Indeed, with the development of this sense-enhancing gadgetry, a level of coordination may become possible which has not existed since the time, four centuries ago, when a group of scholars meeting in Rome, in Paris, or at The Royal Society in London could, in a single evening, review the whole spectrum of knowledge. At your National Library of Medicine, an individual scholar, however limited his discipline, can, with a few movements on the computer and with a bit of luck, have instant access to the world of medical literature in a way that has not been possible since the lost library of Alexandria.
Perhaps that coordination need not be limited to the medical and physical sciences. It might include the arts, the insights of literature and moral philosophy. And, in its overview, might find meaning for those wild, mad, true leaps of prophetic religion. The modern equivalent of Renaissance man might be the computer-assisted scientific philosopher. If this all sounds rather fanciful, it is at least reassuring that some of your medical schools are now venturing upon the humanities. There remains, of course, the question of whether all this ingenuity will be self-limiting in the sense that it will eventually destroy itself. We cannot say that we have not been warned. Adam ate the apple of knowledge, and was turned out of Eden. Vishnu, the God of creation and healing is also Shiva, the destroyer of worlds. Prometheus stole for us humans fire from heaven, and the Promethean flame has now got into the atom bomb.

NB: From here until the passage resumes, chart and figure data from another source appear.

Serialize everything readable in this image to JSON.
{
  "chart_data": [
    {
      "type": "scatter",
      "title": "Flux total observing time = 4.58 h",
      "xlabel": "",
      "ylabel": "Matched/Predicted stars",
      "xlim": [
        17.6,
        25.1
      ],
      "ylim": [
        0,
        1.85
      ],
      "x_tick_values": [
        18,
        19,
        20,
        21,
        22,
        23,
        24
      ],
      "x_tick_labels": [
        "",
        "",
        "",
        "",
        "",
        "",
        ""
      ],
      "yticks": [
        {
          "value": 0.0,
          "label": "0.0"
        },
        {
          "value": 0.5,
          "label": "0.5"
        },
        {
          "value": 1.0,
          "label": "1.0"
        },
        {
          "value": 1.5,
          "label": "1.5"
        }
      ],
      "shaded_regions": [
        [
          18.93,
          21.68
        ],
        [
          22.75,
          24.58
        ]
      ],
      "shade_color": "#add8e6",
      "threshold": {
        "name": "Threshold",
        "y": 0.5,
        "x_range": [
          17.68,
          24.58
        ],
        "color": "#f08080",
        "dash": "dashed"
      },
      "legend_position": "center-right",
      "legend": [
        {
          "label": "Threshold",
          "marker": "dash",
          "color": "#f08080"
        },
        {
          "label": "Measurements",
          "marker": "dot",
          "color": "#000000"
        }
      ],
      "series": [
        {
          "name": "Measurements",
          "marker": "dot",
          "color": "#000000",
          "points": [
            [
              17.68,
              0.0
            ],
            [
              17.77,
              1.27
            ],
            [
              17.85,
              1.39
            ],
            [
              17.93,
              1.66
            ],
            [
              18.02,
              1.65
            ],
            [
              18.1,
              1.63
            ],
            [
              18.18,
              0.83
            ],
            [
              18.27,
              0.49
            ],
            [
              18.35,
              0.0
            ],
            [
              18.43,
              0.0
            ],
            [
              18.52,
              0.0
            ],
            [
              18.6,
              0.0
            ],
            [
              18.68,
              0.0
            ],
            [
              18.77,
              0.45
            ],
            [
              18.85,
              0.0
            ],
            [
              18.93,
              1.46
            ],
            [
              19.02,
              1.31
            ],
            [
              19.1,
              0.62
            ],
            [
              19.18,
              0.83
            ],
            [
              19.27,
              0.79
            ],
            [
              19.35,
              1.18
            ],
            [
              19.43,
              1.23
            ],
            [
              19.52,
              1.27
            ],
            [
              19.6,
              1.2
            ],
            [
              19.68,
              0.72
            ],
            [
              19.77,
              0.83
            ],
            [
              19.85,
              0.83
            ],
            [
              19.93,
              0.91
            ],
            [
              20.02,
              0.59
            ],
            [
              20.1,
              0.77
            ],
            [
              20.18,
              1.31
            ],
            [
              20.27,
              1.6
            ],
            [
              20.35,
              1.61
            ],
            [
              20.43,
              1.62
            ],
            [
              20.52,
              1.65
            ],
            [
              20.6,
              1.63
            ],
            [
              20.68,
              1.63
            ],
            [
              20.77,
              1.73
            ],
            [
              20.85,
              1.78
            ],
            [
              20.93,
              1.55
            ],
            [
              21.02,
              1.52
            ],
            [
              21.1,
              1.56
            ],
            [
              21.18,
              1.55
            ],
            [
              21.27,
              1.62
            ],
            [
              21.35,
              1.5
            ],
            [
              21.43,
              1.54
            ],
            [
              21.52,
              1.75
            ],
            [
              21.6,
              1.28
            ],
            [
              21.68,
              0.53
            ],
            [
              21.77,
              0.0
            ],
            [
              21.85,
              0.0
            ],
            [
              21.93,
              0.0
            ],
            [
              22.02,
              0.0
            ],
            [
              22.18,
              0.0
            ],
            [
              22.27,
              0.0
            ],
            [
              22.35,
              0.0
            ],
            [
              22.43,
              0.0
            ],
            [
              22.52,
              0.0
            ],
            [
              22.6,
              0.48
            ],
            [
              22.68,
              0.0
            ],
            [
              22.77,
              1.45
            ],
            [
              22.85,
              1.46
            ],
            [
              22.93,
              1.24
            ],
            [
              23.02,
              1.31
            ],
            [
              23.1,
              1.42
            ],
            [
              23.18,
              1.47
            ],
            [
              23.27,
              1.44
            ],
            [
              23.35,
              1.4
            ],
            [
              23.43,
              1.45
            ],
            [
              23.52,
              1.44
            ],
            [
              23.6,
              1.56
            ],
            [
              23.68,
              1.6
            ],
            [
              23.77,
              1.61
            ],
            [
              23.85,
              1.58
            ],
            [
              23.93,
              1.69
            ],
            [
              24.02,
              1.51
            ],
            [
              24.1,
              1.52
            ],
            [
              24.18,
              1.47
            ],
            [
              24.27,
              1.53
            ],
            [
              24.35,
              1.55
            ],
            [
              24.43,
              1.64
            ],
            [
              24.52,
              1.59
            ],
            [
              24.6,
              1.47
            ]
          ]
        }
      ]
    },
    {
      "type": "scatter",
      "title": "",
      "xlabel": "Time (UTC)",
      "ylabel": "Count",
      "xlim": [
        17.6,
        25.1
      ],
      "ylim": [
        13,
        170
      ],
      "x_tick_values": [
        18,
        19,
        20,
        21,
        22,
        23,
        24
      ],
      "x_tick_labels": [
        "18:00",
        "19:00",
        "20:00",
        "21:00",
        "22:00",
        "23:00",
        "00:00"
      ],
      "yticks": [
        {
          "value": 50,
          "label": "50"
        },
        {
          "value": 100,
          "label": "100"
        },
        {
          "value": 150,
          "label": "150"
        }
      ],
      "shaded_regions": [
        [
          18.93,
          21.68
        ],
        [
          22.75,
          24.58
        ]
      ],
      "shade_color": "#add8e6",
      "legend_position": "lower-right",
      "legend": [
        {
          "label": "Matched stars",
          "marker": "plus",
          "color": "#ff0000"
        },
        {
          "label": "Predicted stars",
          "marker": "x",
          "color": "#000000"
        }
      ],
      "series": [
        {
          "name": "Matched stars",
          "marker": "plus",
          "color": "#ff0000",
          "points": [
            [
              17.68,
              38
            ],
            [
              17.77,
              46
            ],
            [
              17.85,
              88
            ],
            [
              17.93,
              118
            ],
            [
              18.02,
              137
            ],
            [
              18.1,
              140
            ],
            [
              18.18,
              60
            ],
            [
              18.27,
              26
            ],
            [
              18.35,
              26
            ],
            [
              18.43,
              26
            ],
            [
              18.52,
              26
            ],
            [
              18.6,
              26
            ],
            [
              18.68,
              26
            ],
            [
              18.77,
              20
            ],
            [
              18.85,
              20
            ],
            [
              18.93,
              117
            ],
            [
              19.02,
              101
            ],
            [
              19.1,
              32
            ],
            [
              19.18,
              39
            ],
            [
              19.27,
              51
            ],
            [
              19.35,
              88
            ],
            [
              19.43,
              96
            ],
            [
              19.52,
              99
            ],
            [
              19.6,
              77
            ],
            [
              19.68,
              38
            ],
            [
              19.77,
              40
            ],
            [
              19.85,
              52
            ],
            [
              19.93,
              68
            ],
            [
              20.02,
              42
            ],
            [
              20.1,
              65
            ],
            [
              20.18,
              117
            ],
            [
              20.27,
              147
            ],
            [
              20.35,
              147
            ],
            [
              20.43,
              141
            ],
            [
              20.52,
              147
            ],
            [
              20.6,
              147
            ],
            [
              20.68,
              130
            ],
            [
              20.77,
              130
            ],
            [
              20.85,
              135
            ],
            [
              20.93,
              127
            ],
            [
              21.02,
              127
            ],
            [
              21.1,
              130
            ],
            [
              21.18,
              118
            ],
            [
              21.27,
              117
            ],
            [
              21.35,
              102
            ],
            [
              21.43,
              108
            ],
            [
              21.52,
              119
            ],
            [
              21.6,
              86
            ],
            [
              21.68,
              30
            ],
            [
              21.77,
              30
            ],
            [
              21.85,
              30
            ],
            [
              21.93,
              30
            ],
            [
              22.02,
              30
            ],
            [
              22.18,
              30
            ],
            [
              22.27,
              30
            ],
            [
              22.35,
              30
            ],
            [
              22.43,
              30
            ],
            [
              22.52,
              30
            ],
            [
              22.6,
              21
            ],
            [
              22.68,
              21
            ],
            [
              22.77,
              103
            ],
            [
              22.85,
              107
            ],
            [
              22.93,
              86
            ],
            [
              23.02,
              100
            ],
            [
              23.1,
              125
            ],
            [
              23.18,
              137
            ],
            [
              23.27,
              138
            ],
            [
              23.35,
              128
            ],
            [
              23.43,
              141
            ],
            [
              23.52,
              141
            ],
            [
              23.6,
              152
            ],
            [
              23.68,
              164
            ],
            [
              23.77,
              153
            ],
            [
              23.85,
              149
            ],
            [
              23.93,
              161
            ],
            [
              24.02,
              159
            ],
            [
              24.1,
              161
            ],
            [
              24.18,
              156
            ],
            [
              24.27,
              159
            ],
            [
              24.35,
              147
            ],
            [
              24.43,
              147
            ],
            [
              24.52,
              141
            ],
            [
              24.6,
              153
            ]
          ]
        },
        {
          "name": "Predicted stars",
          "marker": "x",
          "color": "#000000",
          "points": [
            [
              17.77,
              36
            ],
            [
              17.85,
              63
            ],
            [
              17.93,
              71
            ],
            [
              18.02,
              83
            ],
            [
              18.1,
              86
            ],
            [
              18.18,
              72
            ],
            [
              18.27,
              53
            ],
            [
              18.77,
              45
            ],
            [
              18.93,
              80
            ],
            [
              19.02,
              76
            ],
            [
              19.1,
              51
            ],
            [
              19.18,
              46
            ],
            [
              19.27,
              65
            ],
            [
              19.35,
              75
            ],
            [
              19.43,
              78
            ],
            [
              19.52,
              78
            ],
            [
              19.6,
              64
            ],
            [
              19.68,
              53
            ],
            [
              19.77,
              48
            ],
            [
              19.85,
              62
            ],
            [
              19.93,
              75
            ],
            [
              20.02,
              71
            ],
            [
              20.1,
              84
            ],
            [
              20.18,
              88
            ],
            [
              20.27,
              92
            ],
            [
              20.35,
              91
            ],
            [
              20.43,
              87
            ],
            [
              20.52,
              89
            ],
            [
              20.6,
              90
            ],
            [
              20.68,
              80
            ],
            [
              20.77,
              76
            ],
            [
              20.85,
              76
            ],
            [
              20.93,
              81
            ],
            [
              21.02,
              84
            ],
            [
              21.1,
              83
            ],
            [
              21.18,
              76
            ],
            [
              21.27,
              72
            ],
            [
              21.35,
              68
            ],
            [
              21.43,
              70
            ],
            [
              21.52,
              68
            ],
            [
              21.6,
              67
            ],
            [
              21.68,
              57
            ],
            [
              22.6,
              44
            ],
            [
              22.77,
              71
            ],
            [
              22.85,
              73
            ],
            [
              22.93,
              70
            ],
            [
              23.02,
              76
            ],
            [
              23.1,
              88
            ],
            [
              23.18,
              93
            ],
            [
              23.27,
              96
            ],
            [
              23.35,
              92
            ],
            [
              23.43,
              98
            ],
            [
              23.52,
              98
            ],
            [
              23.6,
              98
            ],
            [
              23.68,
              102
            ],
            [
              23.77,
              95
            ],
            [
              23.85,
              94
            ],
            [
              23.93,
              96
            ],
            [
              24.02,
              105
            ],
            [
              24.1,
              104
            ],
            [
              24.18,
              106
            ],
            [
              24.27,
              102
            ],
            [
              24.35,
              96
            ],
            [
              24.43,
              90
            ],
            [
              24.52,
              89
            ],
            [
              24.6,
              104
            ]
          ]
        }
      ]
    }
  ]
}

The corrective may well be to recognize that all this ingenuity is innovative only in the sense that it is revealing phenomena and life systems which have existed since the beginning of evolutionary time. As we lift the curtain of immemorial ignorance, we reveal but the drama and majesty of life itself. Beyond all our inventions is the massive, silent mystery of the unknown.
We do well to approach with humility, but not with humiliation. I wish it were possible occasionally in our great cathedrals and places of reverence to celebrate the ascent of man. The Jewish family in its Bar Mitzvah recalls the history of its race. Each nation, however self-consciously, celebrates its origin and victories. Could we not, just once a year, recall our progress as questioning human beings in our lonely planetary home?
Surely this is something to celebrate. In Heneford Cathedral in England there is a 14th century triptych which shows angels with streaming hair falling like comets through space. They are the rebellious angels, thrown out of heaven, because they were jealous that God had given to us preposterous humans the incomparable privilege and adventure of life on Earth.
In a sense, this Awards Luncheon is such a celebration, and this symbol of the Lasker Foundation, this fabled Winged Victory. This goddess, as ancient as the myths of Greece, steps through the winds of time, to command and bless the thrust, the search of human endeavour.
It is appropriate that this symbol should be presented here in New York; for you, here in the United States, are now that frontrunner, and, like that ancient goddess, exposed to the wind, the challenge, the fret of movement. Do not falter in that advance because, in much that is best and most generous in modern science, you are the present custodians of that Winged Victory.
It is a perilous trust. Four centuries ago, Francis Bacon—who started this whole “shebang” of the scientific method and experimental philosophy—warned against the pride, the limitation of knowledge. He said, “Let us not so place our felicity in knowledge that we forget our mortality.”
Those of you who are working on AIDS are not likely to forget that.
He said also that we must “make application of knowledge to give ourselves repose and contentment, and not distaste and repining.” Finally he said, “Let us not presume, by the contemplation of nature, to attain the mysteries of God.”